Descendió, su estructura imponía un silencio momentáneo. Todos, policías y mercenarios, quedamos congelados. Entonces, con una fría precisión, se elevó ligeramente y desató una tormenta de balas sobre los policías. No hubo piedad, no hubo duda.
La carnicería duró solo unos segundos, pero bastó para que el dron consolidara el caos. Nos miramos entre nosotros, aun impactados, y supe que esa era nuestra única oportunidad.
──¡Vamos, ahora! ──ordené, y todos respondieron al unísono.
Con la sombra del dron aún proyectándose en nuestras mentes, corrimos hacia la única salida visible: las motos que teníamos preparadas para situaciones de emergencia. Tony iba delante, sus pasos firmes y decididos marcaban el ritmo. Llegamos a las motos, alineadas y listas, igual que nosotros.
──¡Toma una, rápido! ──gritó Tony sin mirar atrás, mientras él mismo se montaraba en una.
No había tiempo para cuestionamientos; la adrenalina en mis venas me impulsó a saltar sobre una de las motos sin pensarlo dos veces.

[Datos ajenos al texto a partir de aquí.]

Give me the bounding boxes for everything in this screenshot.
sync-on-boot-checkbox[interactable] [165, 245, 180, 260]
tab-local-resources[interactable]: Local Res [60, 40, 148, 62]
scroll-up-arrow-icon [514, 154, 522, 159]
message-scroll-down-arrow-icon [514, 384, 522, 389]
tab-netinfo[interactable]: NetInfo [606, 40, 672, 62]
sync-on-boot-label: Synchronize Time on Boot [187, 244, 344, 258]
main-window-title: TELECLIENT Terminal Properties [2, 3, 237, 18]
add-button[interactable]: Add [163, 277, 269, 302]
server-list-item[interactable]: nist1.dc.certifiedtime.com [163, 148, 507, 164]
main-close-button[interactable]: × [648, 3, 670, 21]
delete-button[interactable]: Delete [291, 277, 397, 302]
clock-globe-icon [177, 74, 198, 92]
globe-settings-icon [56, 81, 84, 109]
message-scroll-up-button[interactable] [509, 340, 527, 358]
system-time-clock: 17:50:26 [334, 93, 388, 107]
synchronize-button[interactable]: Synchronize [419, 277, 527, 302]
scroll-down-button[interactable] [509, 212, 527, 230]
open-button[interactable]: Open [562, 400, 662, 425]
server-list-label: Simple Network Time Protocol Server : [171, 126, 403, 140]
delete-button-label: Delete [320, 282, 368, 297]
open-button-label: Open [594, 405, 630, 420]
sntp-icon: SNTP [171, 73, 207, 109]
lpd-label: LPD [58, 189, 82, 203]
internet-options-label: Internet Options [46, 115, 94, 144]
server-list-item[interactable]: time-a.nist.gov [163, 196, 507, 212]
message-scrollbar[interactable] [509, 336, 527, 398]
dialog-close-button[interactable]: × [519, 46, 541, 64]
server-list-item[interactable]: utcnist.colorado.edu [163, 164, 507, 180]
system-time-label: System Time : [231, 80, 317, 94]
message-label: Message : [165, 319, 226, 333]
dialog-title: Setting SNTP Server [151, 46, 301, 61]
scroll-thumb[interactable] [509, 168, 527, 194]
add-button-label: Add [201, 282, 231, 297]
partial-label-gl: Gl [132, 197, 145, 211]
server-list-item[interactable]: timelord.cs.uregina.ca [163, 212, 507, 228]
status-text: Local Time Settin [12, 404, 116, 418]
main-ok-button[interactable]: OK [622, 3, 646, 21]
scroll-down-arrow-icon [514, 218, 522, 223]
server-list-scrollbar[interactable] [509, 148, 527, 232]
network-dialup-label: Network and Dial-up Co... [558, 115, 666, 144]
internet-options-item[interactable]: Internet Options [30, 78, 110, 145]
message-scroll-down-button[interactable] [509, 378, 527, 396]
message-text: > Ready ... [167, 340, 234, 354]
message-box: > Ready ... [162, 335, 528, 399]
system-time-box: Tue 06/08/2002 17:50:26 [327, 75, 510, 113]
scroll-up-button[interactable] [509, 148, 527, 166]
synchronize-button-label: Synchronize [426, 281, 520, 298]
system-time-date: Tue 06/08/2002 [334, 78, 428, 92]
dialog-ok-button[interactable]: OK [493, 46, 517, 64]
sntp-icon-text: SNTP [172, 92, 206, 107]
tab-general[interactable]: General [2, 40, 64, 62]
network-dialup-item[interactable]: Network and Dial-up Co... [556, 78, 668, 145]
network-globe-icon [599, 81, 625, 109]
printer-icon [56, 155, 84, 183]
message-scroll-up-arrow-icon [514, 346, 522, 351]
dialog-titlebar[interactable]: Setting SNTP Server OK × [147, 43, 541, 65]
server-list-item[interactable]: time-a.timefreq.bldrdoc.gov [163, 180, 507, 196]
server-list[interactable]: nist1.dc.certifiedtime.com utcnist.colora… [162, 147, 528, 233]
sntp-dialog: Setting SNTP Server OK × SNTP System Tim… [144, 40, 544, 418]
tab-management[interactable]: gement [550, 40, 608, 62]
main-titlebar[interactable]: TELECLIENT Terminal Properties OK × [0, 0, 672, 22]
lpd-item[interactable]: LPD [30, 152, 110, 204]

El rugido de los motores despertó una nueva esperanza de escape. Mi pecho se agitaba, pero debía concentrarme.
Tony salió disparado primero, nosotros lo seguimos, acelerando al máximo. El dron permanecía en el aire, controlando la situación como un ángel oscuro. Nadie sabía quién lo controlaba, pero por ahora estaba de nuestro lado.

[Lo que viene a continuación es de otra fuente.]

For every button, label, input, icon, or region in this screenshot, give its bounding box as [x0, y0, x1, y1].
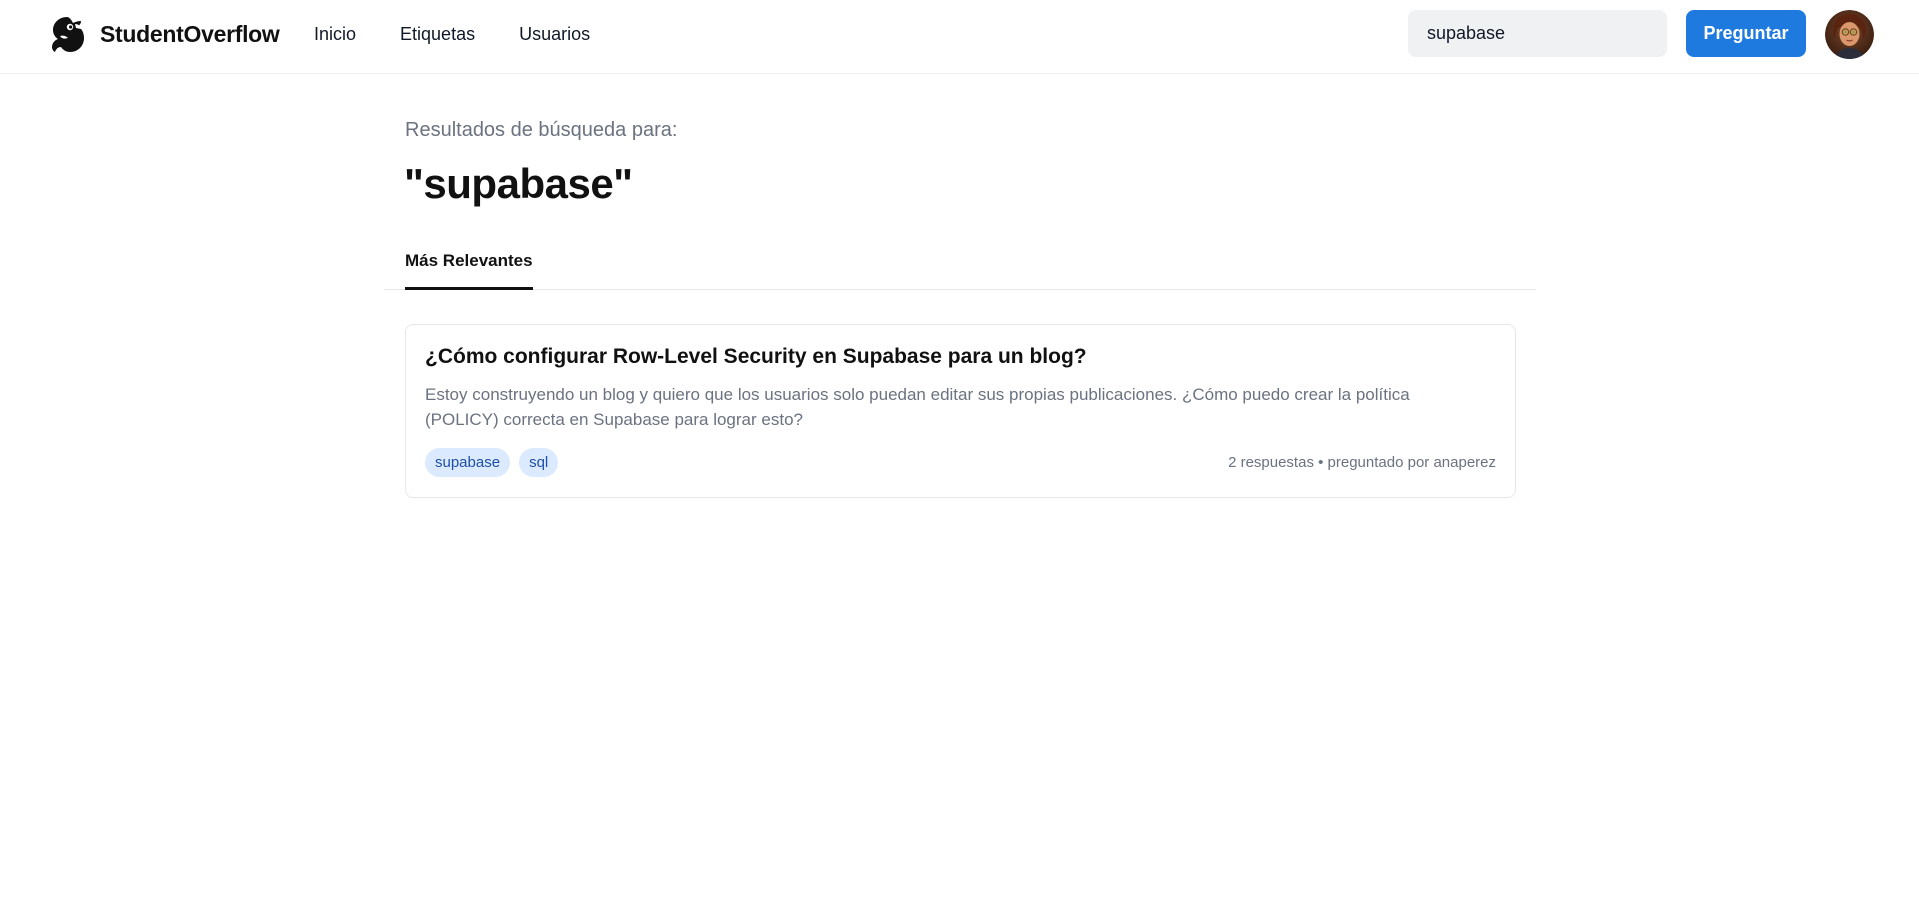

La policía se reorganizaba rápidamente, las patrullas intentaban bloquear nuestras rutas de escape. Sin embargo, el dron se movía con una precisión casi sobrenatural, disparando y destruyendo patrullas, abriéndonos camino.
—Rápido.  —grité, aunque sabía que no era necesario. Todos estábamos sincronizados en el mismo instinto de supervivencia.
Las luces rojas y azules de las patrullas formaban un torbellino alrededor de nosotros mientras acelerábamos hacia una barricada. El dron comenzó a disparar ráfagas precisas, destruyendo los obstáculos justo a tiempo. Era ahora o nunca. Tony fue el primero en lanzarse al aire, su moto voló sobre las patrullas como un ave de hierro. Sin pensarlo, lo seguimos, saltando tras él en perfecta sincronía.
—¡Vamos, vamos! —gritaba Tony con la voz entrecortada por la adrenalina mientras nuestras motos caían del otro lado de la barricada.
Sentí el impacto al aterrizar, pero mantuve el control, esquivando más patrullas y obstáculos. El dron continuaba su danza mortal por encima de nosotros, eliminando cualquier amenaza que se acercara demasiado. Las balas pasaban cerca, pero ninguna nos tocó.
Corrí junto a Tony y el resto del equipo, cada uno centrado en el camino adelante. Sabíamos que debíamos aprovechar al máximo la inesperada ayuda del dron. Pasamos por callejones estrechos, atajos olvidados, cada esquina presentando un nuevo desafío. La ciudad se convertía en un laberinto, pero las motos nos daban la agilidad necesaria para sobrevivir.
Pronto, las luces de las patrullas quedaron atrás, sus sirenas ahogadas por la distancia y el ruido de nuestros motores. Era una carrera desesperada, pero con cada metro recorrido, la certeza de la escape se hacía más real.
Finalmente, llegamos a un punto donde pudimos detenernos brevemente para recuperar el aliento. Nos escondimos en un viejo almacén abandonado, las paredes de acero oxidado nos daban una breve sensación de seguridad.
Tony desmontó de su moto y me miró fijamente.
—Es Athenea.
──¿Qué le pasó? Dame la tablet. ──gruño.
──No entiendes… ──se saca la tablet del chaleco antibalas y me la extiende. ──. Es Athenea.
Señala el dron que esta sobre nosotros y vuelve a elevarse para perderse en el cielo.
──Fue ella.
Miro la tablet, ella no está en la cama de UCI.